THT 10 YEARS AGO: Matrika stages matribhasha stunt

Kathmandu, January 2, 2008

How long does it take for a minister-designate to take oath of office and secrecy? Hardly five minutes, one would say.

But it took about two hours for Maoist leader Matrika Yadav, who was appointed Minister for Forest and Soil Conservation on Sunday and took oath of office and secrecy from Prime Minister Girija Prasad Koirala today.
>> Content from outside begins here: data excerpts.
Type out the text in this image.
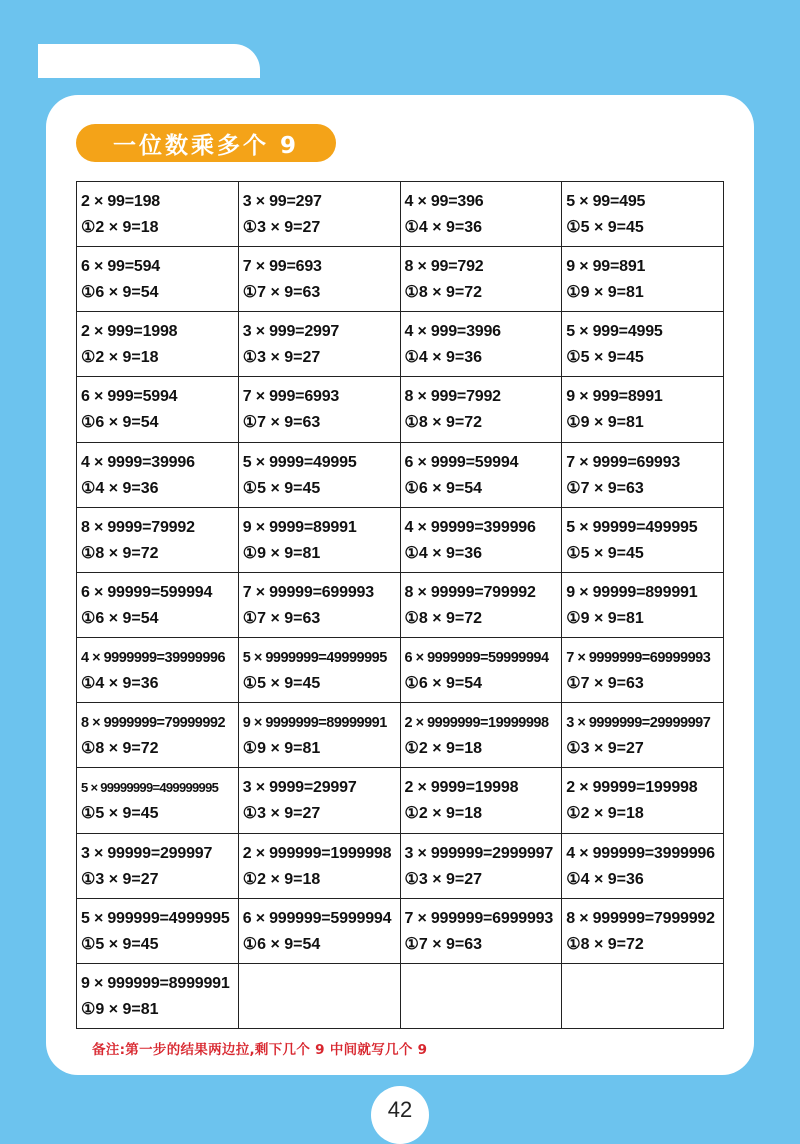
一位数乘多个 9
2 × 99=198
①2 × 9=18
3 × 99=297
①3 × 9=27
4 × 99=396
①4 × 9=36
5 × 99=495
①5 × 9=45
6 × 99=594
①6 × 9=54
7 × 99=693
①7 × 9=63
8 × 99=792
①8 × 9=72
9 × 99=891
①9 × 9=81
2 × 999=1998
①2 × 9=18
3 × 999=2997
①3 × 9=27
4 × 999=3996
①4 × 9=36
5 × 999=4995
①5 × 9=45
6 × 999=5994
①6 × 9=54
7 × 999=6993
①7 × 9=63
8 × 999=7992
①8 × 9=72
9 × 999=8991
①9 × 9=81
4 × 9999=39996
①4 × 9=36
5 × 9999=49995
①5 × 9=45
6 × 9999=59994
①6 × 9=54
7 × 9999=69993
①7 × 9=63
8 × 9999=79992
①8 × 9=72
9 × 9999=89991
①9 × 9=81
4 × 99999=399996
①4 × 9=36
5 × 99999=499995
①5 × 9=45
6 × 99999=599994
①6 × 9=54
7 × 99999=699993
①7 × 9=63
8 × 99999=799992
①8 × 9=72
9 × 99999=899991
①9 × 9=81
4 × 9999999=39999996
①4 × 9=36
5 × 9999999=49999995
①5 × 9=45
6 × 9999999=59999994
①6 × 9=54
7 × 9999999=69999993
①7 × 9=63
8 × 9999999=79999992
①8 × 9=72
9 × 9999999=89999991
①9 × 9=81
2 × 9999999=19999998
①2 × 9=18
3 × 9999999=29999997
①3 × 9=27
5 × 99999999=499999995
①5 × 9=45
3 × 9999=29997
①3 × 9=27
2 × 9999=19998
①2 × 9=18
2 × 99999=199998
①2 × 9=18
3 × 99999=299997
①3 × 9=27
2 × 999999=1999998
①2 × 9=18
3 × 999999=2999997
①3 × 9=27
4 × 999999=3999996
①4 × 9=36
5 × 999999=4999995
①5 × 9=45
6 × 999999=5999994
①6 × 9=54
7 × 999999=6999993
①7 × 9=63
8 × 999999=7999992
①8 × 9=72
9 × 999999=8999991
①9 × 9=81
备注:第一步的结果两边拉,剩下几个 9 中间就写几个 9
42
The delay was caused by Yadav’s sudden demand that he be allowed to take the oath in his mother tongue, Maithali. He took everyone, including Maoist leader in the cabinet Krishna Bahadur Mahara, by surprise with his demand at the eleventh hour when all was set for the swearingin of Yadav and another m i n i s t e r- d e s i g n a t e Ramesh Lekhak. Efforts of Mahara and other Maoist ministers to make Yadav change his mind went in vain.
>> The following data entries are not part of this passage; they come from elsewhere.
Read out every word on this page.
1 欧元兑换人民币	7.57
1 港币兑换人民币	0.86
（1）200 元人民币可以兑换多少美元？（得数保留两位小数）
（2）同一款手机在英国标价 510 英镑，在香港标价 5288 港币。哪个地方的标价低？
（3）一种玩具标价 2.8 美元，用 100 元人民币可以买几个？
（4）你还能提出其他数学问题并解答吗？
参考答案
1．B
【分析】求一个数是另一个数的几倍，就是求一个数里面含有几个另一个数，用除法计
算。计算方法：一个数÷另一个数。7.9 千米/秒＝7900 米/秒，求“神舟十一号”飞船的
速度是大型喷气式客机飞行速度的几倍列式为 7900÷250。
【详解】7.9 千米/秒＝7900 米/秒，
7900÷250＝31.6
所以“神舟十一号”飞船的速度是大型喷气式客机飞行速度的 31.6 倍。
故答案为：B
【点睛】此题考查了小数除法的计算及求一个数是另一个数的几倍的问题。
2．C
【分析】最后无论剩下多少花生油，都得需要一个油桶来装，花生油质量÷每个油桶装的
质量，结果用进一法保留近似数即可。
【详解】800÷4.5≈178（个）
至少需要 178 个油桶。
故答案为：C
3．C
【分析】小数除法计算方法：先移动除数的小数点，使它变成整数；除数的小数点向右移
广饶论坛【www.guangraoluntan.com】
When Speaker Subhas Nembang, Mahara and Maoist ministers tried to convince him that the oath taking function could not be held in any language other than Nepali, he walked out of the hall. He didn’t even attend phone calls by Maoist chairman Prachanda and Dr Baburam Bhattarai. “I want to be sworn in my mother tongue.

I will return only after a provision is made to take the oath in mother tongue,” Yadav told the media. While he was walking out, Minister for Physical Planning and Works Hishila Yami and Minister for Women, Children and Social Welfare Pampha Bhusal rushed to him with calls from Prachanda and Baburam Bhattarai on their mobile phones. But Yadav refused to entertain the calls.

Nepal Metal’s fate foggy

Kathmandu, January 2, 2008

The fate of Nepal Metal Company is still in a limbo after the Finance Ministry could not take a decision over its privatisation and handed the matter back to the Ministry of Industry, Commerce and Supplies.

According to an official of the Finance Ministry, the ministry could not take a decision on the proposal of the Khetan group to take over the management of the metal company because the finance ministry lacked the expertise to judge the potential of the company.

“The Finance Ministry can only take decisions on privatisation.” The official said since the ministry could not look into the minute details about the Nepal Metal Company, it was unable to decide whether the company should be privatised or not. “That is why the matter has been sent back to Ministry of Industry, Commerce and Supplies, which had forwarded the Khetan group’s proposal to the Finance Ministry in the first place.”

The Secretary of the Ministry of Industry, Commerce and Supplies, Purushottam Ojha said the ministry was looking into the matter but no concrete decision was likely to be taken soon.

Earlier, Khetan group had proposed that they take over the management of the company and give 10 per cent of the profits to the government.